U.N. Resolution on Human Rights Council Does Not Deserve U.S. Support

Report

U.N. Resolution on Human Rights Council Does Not Deserve U.S. Support

March 1, 2006 4 min read
Schaefer
Jay Kingham Senior Research Fellow, Margaret Thatcher Center
Brett is the Jay Kingham Senior Research Fellow in International Regulatory Affairs in Heritage’s Margaret Thatcher Center for Freedom.

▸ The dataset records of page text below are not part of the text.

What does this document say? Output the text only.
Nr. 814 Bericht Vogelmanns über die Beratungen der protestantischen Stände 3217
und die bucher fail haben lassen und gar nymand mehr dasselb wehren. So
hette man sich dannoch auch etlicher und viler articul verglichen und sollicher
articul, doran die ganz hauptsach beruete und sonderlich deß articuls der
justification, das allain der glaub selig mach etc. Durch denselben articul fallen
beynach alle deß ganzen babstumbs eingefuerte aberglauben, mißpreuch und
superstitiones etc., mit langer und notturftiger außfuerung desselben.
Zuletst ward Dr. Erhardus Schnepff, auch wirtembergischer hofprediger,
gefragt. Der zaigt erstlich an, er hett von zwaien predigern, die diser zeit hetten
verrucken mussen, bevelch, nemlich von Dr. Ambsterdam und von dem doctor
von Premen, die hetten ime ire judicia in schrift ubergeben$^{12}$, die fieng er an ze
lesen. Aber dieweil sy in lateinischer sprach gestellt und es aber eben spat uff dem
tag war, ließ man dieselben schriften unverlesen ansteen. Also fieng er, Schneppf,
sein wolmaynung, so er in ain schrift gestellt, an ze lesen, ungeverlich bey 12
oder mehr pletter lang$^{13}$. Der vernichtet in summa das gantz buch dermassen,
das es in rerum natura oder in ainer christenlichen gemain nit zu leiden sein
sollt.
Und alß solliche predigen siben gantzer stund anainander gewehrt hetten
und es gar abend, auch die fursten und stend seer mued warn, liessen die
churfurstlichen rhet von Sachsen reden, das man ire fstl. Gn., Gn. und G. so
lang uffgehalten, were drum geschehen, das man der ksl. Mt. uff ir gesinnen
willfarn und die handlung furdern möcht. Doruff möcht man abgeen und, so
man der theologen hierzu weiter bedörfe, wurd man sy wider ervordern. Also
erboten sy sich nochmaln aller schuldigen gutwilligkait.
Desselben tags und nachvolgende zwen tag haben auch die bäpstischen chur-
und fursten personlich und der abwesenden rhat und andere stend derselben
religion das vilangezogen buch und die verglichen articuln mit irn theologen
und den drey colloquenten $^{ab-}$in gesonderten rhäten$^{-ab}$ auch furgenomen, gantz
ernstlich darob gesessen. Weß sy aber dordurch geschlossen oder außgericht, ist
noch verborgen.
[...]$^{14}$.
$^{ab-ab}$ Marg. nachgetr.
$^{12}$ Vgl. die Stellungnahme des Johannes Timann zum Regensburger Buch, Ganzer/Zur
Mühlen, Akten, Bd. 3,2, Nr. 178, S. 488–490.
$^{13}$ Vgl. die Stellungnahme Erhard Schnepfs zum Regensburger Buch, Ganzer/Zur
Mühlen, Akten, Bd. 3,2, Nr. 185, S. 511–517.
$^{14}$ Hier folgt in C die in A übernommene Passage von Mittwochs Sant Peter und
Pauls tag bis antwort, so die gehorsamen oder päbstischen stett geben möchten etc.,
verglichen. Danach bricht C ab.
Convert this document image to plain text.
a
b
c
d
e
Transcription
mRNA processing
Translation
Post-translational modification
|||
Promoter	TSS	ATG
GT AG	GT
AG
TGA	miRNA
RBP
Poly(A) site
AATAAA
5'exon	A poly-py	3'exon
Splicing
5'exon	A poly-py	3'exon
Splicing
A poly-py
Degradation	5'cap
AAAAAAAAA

Last week, U.N. General Assembly President Jan Eliasson released of the text of a resolution establishing a new Human Rights Council to replace the discredited U.N. Commission on Human Rights. U.S. Ambassador to the UN John Bolton is right that the resolution, supported by U.N. Secretary-General Kofi Annan and much of the U.N. establishment, is a major disappointment. Any proposal that maintains the existing Commission's relativism on human rights, including allowing despotic regimes to serve as members, does not deserve U.S. support.

 

A Continuing Embarrassment

The United Nations' record on promoting basic human rights has come under well deserved criticism in recent years. Members of the Commission on Human Rights (CHR), the U.N.'s primary human rights body, include some of the world's worst human rights violators, such as China, Cuba, Saudi Arabia, Sudan, Venezuela, and Zimbabwe. Even Secretary-General Kofi Annan has acknowledged, "The commission's declining credibility has cast a shadow on the reputation of the United Nations system."

 

The embarrassment of an ineffective CHR led the United States and other countries to call for the abolition of the Commission and its replacement with a new Human Rights Council. Over months of negotiation, these efforts to create a credible human rights body have been strongly opposed by human rights abusers in the U.N. Such states have sought to perpetuate their hold on the CHR in order to block scrutiny of their policies.

 

The resolution's text demonstrates that the abusers have succeeded in thwarting the goal of democratic societies to build an international human rights institution worthy of a leadership role in the 21st century.

 

U.S. support for this proposal is especially unwarranted because approving the new Council will erroneously suggest fundamental change.

 

Coming Up Short

Among the many disappointing aspects of the Feb. 23 resolution:
 

  • There are no criteria for membership on the Council. The proposal merely suggests a state's human rights record be "taken into account" "when electing members." Even states under Security Council sanction would not automatically be excluded. While there is a provision for suspending a Council member that commits gross and systematic violations of human rights, that step can be taken only with the agreement of two-thirds of the members of the General Assembly. Not even 50 percent of the General Assembly could agree that Sudan was guilty of human rights violations in November 2005.
     
  • All member states are eligible for Council membership. While there is a periodic review requirement, there is no guarantee that even those countries found complicit in massive and sustained human rights abuses would be censured. The review is not tied to a mandatory outcome and takes place only after the elections.
     
  • Instead of a much smaller body designed to attract the best citizens of each regional group, the proposal would make only a minimal reduction in membership, from 53 members to 47.
     
  • The proposal significantly shifts the balance of power away from the Western regional group. The African and Asian groups will hold 55 percent of the votes. The proportional representation of the Asian group will see the greatest increase, and the Western group, the greatest decline.
     
  • States that are elected must rotate off every two terms. The United States, which had been a member of the Commission every term since 1947, with one exception, and has played a leadership role in efforts to promote human rights throughout its history, as well as contributing 22 percent of its costs, would be ineligible for Council membership every six years.
     
  • Special sessions of the Commission can be called by only one-third of the Council's membership. Hailed as an improved capacity to deal with urgent human rights situations, the composition of the new Council will make it more likely that special sessions will be about the United States and Israel than about China or Sudan.
     
  • The Council is given a mandate to follow up on goals and commitments "emanating from U.N. conferences and summits," many of which have been specifically rejected by the United States.
     
  • A last-minute addition in response to the Organization of the Islamic Conference and the Danish cartoons affair places an emphasis on roles and responsibilities rather than explicitly endorsing freedom of speech.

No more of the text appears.